He Xinliu, Guan Chao, Chen Ting, Wu Houde, Su Liuchao, Zhao Mingfang, Guo Li
School of Medical Imaging, School of Medical Technology, Tianjin Medical University, Tianjin 300203, China.
Department of Oncology, Shengjing Hospital of China Medical University, Shenyang, China.
Eur J Radiol. 2025 Sep;190:112265. doi: 10.1016/j.ejrad.2025.112265. Epub 2025 Jun 26.
OBJECTIVES: This study aims to establish a dual-feature fusion model integrating radiomic features with deep learning features, utilizing single-modality pre-treatment lung CT image data to achieve early warning of brain metastasis (BM) risk within 2 years in EGFR-positive lung adenocarcinoma. MATERIALS AND METHODS: After rigorous screening of 362 EGFR-positive lung adenocarcinoma patients with pre-treatment lung CT images, 173 eligible participants were ultimately enrolled in this study, including 93 patients with BM and 80 without BM. Radiomic features were extracted from manually segmented lung nodule regions, and a selection of features was used to develop radiomics models. For deep learning, ROI-level CT images were processed using several deep learning networks, including the novel vision mamba, which was applied for the first time in this context. A feature-level fusion model was developed by combining radiomic and deep learning features. Model performance was assessed using receiver operating characteristic (ROC) curves and decision curve analysis (DCA), with statistical comparisons of area under the curve (AUC) values using the DeLong test. RESULTS: Among the models evaluated, the fused vision mamba model demonstrated the best classification performance, achieving an AUC of 0.86 (95% CI: 0.82-0.90), with a recall of 0.88, F1-score of 0.70, and accuracy of 0.76. This fusion model outperformed both radiomics-only and deep learning-only models, highlighting its superior predictive accuracy for early BM risk detection in EGFR-positive lung adenocarcinoma patients. CONCLUSION: The fused vision mamba model, utilizing single CT imaging data, significantly enhances the prediction of brain metastasis within two years in EGFR-positive lung adenocarcinoma patients. This novel approach, combining radiomic and deep learning features, offers promising clinical value for early detection and personalized treatment.

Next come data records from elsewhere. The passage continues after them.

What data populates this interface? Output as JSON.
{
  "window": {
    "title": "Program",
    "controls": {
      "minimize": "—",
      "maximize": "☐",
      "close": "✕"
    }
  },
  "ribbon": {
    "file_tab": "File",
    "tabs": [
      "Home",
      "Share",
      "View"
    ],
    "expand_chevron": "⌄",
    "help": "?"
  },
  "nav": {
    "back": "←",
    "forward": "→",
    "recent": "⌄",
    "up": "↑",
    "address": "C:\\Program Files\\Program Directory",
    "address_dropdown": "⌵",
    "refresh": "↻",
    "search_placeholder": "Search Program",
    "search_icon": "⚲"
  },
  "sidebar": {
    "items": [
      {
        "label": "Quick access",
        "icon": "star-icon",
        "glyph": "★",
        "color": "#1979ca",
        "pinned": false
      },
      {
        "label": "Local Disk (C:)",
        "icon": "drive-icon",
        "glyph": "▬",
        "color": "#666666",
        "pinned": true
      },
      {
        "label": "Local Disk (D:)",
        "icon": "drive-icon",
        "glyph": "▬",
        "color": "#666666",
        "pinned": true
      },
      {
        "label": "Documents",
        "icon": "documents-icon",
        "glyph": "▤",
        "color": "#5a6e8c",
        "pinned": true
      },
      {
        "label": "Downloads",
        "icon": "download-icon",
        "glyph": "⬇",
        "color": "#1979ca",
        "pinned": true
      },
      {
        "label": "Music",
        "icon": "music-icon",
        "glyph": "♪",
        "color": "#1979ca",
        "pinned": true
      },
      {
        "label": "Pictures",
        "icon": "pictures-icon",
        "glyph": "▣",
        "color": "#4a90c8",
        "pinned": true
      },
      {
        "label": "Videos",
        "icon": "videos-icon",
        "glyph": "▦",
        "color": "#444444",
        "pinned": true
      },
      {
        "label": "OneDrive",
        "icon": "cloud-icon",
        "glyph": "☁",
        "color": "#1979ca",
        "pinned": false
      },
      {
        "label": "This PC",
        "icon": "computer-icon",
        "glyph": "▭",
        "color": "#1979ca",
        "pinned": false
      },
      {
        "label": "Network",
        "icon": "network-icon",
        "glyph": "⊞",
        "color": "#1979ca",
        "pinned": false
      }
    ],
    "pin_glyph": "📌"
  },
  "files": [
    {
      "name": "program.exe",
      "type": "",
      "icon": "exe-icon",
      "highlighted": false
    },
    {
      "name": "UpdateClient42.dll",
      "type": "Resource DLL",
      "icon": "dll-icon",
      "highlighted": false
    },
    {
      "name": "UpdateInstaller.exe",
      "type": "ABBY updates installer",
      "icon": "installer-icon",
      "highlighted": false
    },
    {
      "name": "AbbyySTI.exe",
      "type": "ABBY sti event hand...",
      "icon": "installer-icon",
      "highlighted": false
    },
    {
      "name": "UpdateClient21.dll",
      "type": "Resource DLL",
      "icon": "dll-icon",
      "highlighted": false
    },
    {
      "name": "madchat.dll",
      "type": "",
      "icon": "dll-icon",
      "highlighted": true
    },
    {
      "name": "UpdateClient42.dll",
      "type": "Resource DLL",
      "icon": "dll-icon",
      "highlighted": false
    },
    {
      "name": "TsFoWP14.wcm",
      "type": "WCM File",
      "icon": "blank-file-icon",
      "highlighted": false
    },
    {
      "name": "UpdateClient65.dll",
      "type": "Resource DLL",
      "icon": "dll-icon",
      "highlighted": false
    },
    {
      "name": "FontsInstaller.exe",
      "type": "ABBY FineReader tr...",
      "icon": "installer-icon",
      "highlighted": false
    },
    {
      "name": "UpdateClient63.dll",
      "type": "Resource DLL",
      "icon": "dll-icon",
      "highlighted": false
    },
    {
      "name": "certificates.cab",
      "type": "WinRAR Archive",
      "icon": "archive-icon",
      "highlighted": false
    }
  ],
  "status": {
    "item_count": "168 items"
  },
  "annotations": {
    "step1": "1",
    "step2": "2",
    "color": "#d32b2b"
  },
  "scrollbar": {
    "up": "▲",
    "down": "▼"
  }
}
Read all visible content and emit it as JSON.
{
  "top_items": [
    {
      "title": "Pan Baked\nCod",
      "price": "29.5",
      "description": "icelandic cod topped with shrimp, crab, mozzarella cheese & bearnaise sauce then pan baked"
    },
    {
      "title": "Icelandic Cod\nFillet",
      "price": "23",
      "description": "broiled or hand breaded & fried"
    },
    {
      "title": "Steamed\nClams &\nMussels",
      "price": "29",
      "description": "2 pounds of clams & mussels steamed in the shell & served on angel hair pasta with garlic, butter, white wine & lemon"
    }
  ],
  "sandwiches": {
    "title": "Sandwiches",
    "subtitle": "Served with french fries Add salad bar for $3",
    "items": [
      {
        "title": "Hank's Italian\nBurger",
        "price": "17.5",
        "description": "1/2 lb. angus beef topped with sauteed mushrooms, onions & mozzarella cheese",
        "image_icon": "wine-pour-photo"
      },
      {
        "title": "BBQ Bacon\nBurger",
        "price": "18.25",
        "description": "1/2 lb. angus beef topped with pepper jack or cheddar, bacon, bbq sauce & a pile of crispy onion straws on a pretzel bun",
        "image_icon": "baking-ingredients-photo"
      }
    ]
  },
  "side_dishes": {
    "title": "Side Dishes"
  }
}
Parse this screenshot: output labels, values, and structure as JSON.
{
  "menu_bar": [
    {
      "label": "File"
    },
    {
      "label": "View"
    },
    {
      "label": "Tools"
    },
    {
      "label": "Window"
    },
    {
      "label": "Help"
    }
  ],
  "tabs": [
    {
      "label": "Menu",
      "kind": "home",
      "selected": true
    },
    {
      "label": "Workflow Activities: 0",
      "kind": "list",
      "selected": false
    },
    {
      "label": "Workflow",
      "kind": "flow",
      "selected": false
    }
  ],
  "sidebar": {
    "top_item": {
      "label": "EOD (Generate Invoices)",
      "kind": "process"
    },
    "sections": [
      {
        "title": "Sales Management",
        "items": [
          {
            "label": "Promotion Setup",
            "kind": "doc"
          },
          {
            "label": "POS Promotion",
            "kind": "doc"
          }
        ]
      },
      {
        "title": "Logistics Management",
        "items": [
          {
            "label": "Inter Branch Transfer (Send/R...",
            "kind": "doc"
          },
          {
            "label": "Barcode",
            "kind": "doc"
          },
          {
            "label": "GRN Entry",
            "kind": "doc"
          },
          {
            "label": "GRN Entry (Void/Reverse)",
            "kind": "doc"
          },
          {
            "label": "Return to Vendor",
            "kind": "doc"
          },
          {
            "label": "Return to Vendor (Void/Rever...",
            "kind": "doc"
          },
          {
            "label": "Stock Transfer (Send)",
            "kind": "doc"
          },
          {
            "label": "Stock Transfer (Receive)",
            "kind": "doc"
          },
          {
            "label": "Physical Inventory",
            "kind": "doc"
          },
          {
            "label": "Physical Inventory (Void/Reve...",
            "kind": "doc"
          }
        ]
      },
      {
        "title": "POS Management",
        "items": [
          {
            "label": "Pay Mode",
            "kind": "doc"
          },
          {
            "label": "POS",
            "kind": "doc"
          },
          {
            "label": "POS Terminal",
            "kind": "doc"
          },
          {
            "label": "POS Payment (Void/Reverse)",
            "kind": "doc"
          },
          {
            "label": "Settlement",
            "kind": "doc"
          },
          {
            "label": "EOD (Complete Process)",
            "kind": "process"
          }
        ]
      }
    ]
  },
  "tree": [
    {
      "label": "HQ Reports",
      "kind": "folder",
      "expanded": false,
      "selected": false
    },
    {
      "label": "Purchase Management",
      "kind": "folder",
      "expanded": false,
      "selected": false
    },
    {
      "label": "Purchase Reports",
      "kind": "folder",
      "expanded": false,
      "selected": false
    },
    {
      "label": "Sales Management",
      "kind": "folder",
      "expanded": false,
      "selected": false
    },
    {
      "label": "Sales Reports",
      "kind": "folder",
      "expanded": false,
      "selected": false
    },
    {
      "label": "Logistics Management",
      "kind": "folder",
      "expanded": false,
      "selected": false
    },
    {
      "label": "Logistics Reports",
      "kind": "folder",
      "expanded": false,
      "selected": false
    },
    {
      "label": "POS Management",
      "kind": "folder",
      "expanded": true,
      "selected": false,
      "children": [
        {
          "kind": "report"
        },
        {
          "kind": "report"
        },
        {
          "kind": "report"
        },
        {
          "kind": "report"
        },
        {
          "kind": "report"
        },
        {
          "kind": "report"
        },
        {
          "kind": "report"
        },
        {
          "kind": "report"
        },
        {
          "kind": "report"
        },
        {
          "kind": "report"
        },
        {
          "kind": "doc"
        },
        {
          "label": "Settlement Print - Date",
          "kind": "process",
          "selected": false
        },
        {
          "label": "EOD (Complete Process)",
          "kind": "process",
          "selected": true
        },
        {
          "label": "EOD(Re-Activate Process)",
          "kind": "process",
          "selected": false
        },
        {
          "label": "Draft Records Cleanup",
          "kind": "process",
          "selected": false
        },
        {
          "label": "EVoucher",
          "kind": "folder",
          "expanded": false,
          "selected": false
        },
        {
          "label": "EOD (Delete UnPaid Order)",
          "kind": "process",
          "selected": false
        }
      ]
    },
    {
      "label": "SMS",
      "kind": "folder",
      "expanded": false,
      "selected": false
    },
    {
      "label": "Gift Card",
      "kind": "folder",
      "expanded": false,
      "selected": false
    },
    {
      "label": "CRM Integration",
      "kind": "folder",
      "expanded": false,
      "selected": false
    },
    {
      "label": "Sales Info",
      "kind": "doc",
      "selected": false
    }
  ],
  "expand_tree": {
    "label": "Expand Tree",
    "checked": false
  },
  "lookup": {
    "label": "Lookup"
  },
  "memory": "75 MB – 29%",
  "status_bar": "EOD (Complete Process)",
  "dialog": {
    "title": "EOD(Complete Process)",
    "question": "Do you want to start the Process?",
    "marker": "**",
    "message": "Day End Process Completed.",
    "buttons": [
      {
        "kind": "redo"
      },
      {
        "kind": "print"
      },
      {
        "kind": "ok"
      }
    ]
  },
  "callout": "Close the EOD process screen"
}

目的:本研究旨在建立一个将放射组学特征与深度学习特征相结合的双特征融合模型,利用单模态治疗前肺部CT图像数据,实现对表皮生长因子受体(EGFR)阳性肺腺癌患者2年内脑转移(BM)风险的早期预警。 材料与方法:在对362例有治疗前肺部CT图像的EGFR阳性肺腺癌患者进行严格筛选后,最终有173名符合条件的参与者纳入本研究,其中包括93例发生BM的患者和80例未发生BM的患者。从手动分割的肺结节区域提取放射组学特征,并使用部分特征建立放射组学模型。对于深度学习,使用包括新型视觉曼巴网络在内的多个深度学习网络对感兴趣区(ROI)层面的CT图像进行处理,该网络在此研究中首次应用。通过结合放射组学和深度学习特征建立特征层面的融合模型。使用受试者操作特征(ROC)曲线和决策曲线分析(DCA)评估模型性能,并使用德龙检验对曲线下面积(AUC)值进行统计学比较。 结果:在评估的模型中,融合视觉曼巴模型表现出最佳的分类性能,AUC为0.86(95%CI:0.82 - 0.90),召回率为0.88,F1值为0.70,准确率为0.76。该融合模型优于单纯的放射组学模型和单纯的深度学习模型,突出了其在EGFR阳性肺腺癌患者早期BM风险检测中的卓越预测准确性。 结论:融合视觉曼巴模型利用单一CT成像数据,显著提高了EGFR阳性肺腺癌患者两年内脑转移的预测能力。这种结合放射组学和深度学习特征的新方法,为早期检测和个性化治疗提供了有前景的临床价值。